Bioinformatics for DNA methylation: The Computational Epigenetics Lab develops computational methods for DNA methylation assay of the next generation. The team also creates novel analytics to support technologies that integrate DNA methylation, genetic variation, chromatin accessibility and conformation.

Multi-omics data analysis for biological discovery: The Computational Epigenetics Lab does integrative data analysis to understand how cells translate epigenetic information into transcriptional regulation and eventually into phenotypical manifestation. The team focuses on leveraging DNA methylation as a robust readout of the chromatin state and cell identity.

Biomarkers discovery for medical applications: The Computational Epigenetics Lab develops biomarkers and diagnostic methods to aid translational research of childhood disease, including pediatric malignancies, developmental abnormalities, cognitive deficits, and infectious disease.

Project Highlights

  • Highly proliferative tissue such as cancer is known for having undergone DNA methylation loss in adult humans. Through analyzing hundreds of human and mice methylomes, Dr.
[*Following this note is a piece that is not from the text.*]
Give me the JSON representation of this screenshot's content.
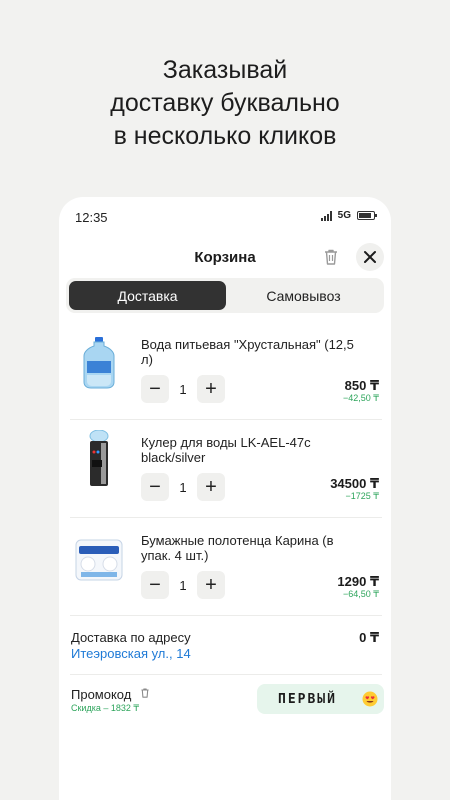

Zhou and his colleagues provided evidences to support mitotic division as the primary driving force of this DNA methylation attrition (Nature Genetics, 2018).
  • Infinium microarray has been the primary workhorse of DNA methylation assay. Dr. Zhou and his colleagues comprehensively characterized this array and identified its novel usage (Nucleic Acids Res, 2017). The team developed critical statistical methods that lower Type-I error rate in signal detection calling of this array (Nucleic Acids Res, 2018).
  • DNA methylation hypomethylating agent has been proposed as an effective adjuvant therapeutics for cancer immunotherapy. Dr. Zhou and his colleagues have performed data analysis and cell experiments to investigate DNMTi-ascorbate combination treatment for leukemia and MDS patients (PNAS, 2016).
  • Ambiguity in variant annotation has been hampering the implementation of precision medicine. Dr. Zhou developed a fuzzy searching algorithm that allows scientists to process and reverse-inference the genomic variants based on isoform-specific notations (Nature Methods, 2015).
  • DNA methylation is involved in genomic imprinting and is usually subject to strong purifying selection in the human population. Dr. Zhou and his colleagues identified nc886 genomic imprinting as a prominent example of polymorphic imprinting and linked its imprinting status to multiple human disease phenotypes (PNAS, 2018).

Wanding Zhou, PhD

Assistant Professor
Dr. Zhou’s outstanding research interests include mitosis-coupled DNA methylation drift and inference of cell-type-specific epigenetic signals. He developed multiple computational tools for analyzing DNA methylation data and has actively contributed to cancer genomics data analysis.